When this VM came back up, the time was all jacked up in vCenter. It was reporting a time in GMT when the server was actually in EST. That, apparently, was enough to set off alarm bells and RDP thought the server was being impersonated!

We fixed the time in vCenter and rebooted the VM. Success!

.NET Runtime version 2.0.50727.5420 – Fatal Execution Engine Error (000007FEF081AF0E) (80131506)

We had a problem on Citrix XenApp Shared Desktops where certain .NET apps were crashing. In our case, it was an in-house app, a vendor app, and a Microsoft Office app.

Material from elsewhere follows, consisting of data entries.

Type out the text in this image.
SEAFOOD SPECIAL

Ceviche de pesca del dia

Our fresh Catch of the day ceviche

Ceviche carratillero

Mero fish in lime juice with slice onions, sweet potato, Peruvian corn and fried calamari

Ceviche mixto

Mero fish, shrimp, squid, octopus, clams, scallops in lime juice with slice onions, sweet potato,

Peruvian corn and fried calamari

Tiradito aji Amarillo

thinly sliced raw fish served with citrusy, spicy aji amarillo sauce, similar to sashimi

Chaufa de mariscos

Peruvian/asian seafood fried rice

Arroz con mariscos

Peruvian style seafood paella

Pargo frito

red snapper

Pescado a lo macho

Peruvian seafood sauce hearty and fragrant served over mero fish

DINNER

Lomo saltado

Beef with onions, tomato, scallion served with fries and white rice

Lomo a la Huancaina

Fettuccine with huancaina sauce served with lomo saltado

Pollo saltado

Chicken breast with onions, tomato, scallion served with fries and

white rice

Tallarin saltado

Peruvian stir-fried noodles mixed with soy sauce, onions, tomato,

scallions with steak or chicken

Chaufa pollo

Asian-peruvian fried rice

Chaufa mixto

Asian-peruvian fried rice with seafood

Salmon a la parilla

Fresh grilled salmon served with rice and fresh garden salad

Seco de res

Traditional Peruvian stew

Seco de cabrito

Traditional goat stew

In the Windows Application Event Log, we were getting several errors:

Log Name: Application
Source: .NET Runtime
Date: 12/5/2013 6:56:31 AM
Event ID: 1023
Task Category: None
Level: Error
Keywords: Classic
User: N/A
Computer: ServerName
Description:
.NET Runtime version 2.0.50727.5420 – Fatal Execution Engine Error (000007FEF081AF0E) (80131506)

Log Name: Application
Source: Application Error
Date: 12/5/2013 6:56:32 AM
Event ID: 1000
Task Category: (100)
Level: Error
Keywords: Classic
User: N/A
Computer: ServerName
Description:
Faulting application name: ApplicationName, version: 1.0.0.0, time stamp: 0x524c8c08
Faulting module name: mscorwks.dll, version: 2.0.50727.5420, time stamp: 0x4ca2b7e1
Exception code: 0xc0000005
Fault offset: 0x00000000001d1908
Faulting process id: 0x%9
Faulting application start time: 0x%10
Faulting application path: %11
Faulting module path: %12
Report Id: %13

Log Name: Application
Source: RISH
Date: 12/5/2013 6:56:32 AM
Event ID: 1307
Task Category: (2)
Level: Error
Keywords: Classic
User: N/A
Computer: ServerName
Description:
Failed to get format message from C:\Windows\System32\wer.dll with Message ID 3e8.

What we determined was that the Citrix Virtual Memory Optimization service was messing with .NET DLLs, so we disabled it. As long as that service isn’t running, we don’t get those errors anymore.

Please note that there may be a scheduled task called “Memory Optimization Schedule” that will need to be disabled as well. This scheduled task re-enables and starts the service at reboot and 3AM.